Clay minerals can adsorb many ions and are abundant at earth surfaces, which controls dissolved concentrations of various trace ions in natural soil/sediment-water systems. Thus, clay minerals affect various phenomena observed at earth surfaces. In my previous study, it was revealed that ions adsorbed on clay minerals mainly form two types of surface complex, either outer-sphere (OS) or inner-sphere (IS) complex. Furthermore, it was shown that ions smaller than Ba form OS complexes, while ions larger form IS complexes, which suggested that Ba has specific interaction with clay mineral surface. In general, ions forming IS and OS complexes have low and high ion exchangeability, respectively. Therefore, behavior of ion can be predicted by the ionic size. In this study, radium (Ra), which has been rarely studied, because Ra is one of the radioactive elements, causing the difficulty to study in particular in natural system. In this study, we focused on the migration of Ra in an abandoned mine (Ningyo Toge, Japan), where the interaction of Ra with clay minerals can be examined.
Methods
In this study, soil core samples in Ningyo-Toge in Japan was collected by boring. Ningyo-Toge was a uranium (U) deposit and also has high concentration of Ra because 234U disintegrates into 226Ra through 230Th. Furthermore, weathered granite with clay minerals was present below the sediments with uranium enrichment part at underground of Ningyo-Toge. To reveal mineral and major element compositions, X-ray diffraction (XRD) and X-ray fluorescence (XRF) were conducted, respectively. The results of XRF were used to calculate chemical alteration index (CIA). To determine the concentration of U, Ra, and other elements, Ge semiconductor detector and ICP-MS were used. To identify local structures, X-ray absorption fine structure (XAFS) was conducted for iron (Fe), manganese (Mn), and U.
Results & Discussion
The samples were separated to three types; weathered sand stone exposed to chemical processing (upper layer), original weathered sand stone with U enrichment (medium layer), and granite (lower layer). U in the upper layer was already extracted by chemical processing. The medium layer is same with the layer used as the uranium deposit. The lower layer has weathered or fresh granite depending on the depth.
According to the XAFS results, U in most of the samples is UO22+, which is mobile. On the other hand, chemical species of Fe and Mn showed different characteristics at each sample. The chemical species of Fe and Mn in some samples were identified as carbonate, while that in others were biotite.

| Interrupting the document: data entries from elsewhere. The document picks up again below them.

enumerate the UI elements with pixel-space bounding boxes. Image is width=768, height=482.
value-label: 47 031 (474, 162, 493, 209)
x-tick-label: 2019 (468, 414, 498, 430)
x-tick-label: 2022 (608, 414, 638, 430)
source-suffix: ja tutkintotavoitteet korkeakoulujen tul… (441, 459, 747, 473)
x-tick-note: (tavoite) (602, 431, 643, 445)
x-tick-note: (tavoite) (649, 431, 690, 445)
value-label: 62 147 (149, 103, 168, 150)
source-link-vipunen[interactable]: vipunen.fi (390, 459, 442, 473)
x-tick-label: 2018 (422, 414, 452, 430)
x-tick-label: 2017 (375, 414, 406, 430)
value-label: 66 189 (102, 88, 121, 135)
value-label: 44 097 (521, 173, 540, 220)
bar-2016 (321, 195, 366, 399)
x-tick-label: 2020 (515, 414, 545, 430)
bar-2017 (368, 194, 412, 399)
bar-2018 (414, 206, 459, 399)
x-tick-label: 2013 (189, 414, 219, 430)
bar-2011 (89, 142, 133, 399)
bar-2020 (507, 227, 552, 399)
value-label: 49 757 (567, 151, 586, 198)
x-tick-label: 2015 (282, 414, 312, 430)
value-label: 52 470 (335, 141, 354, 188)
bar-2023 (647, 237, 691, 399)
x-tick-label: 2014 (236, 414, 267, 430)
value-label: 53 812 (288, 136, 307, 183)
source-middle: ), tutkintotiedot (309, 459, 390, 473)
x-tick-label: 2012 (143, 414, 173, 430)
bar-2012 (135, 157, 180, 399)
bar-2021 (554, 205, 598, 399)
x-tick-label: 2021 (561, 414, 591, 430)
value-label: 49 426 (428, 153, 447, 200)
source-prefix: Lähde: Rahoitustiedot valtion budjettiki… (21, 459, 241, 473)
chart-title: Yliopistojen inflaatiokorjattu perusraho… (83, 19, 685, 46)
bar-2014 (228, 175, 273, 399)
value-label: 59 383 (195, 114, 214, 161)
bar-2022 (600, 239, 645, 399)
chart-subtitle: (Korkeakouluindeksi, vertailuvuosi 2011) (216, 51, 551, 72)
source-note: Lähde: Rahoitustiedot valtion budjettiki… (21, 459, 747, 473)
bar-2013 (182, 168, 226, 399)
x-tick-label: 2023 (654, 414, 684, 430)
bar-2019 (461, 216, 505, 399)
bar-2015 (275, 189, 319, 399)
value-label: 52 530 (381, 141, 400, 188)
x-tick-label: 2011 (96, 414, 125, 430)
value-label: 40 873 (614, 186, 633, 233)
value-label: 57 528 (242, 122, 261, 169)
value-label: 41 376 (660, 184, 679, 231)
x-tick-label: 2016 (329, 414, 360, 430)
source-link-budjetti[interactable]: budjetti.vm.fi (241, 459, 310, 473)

These results are helpful to understand the mechanism of migration of U and Ra.
As for the samples at the medium layer, the 226Ra/238U activity ratio was less than 1. This result suggested that a larger amount of Ra migrated to deeper layer more readily compared with U. As for the samples at the lower layer, some samples at upper area (weathered granite) with higher CIA, which suggests that the samples were more weathered had the peaks identified as clay minerals. Furthermore, the 226Ra/238U activity ratio was much higher than 1 (about 2.4), which suggests that Ra is selectively fixed in clay minerals in weathered granite. These results were consistent with the prediction based on the relationship of ionic size and adsorption structure, the latter of which is closely related to the affinity of each ion to clay minerals.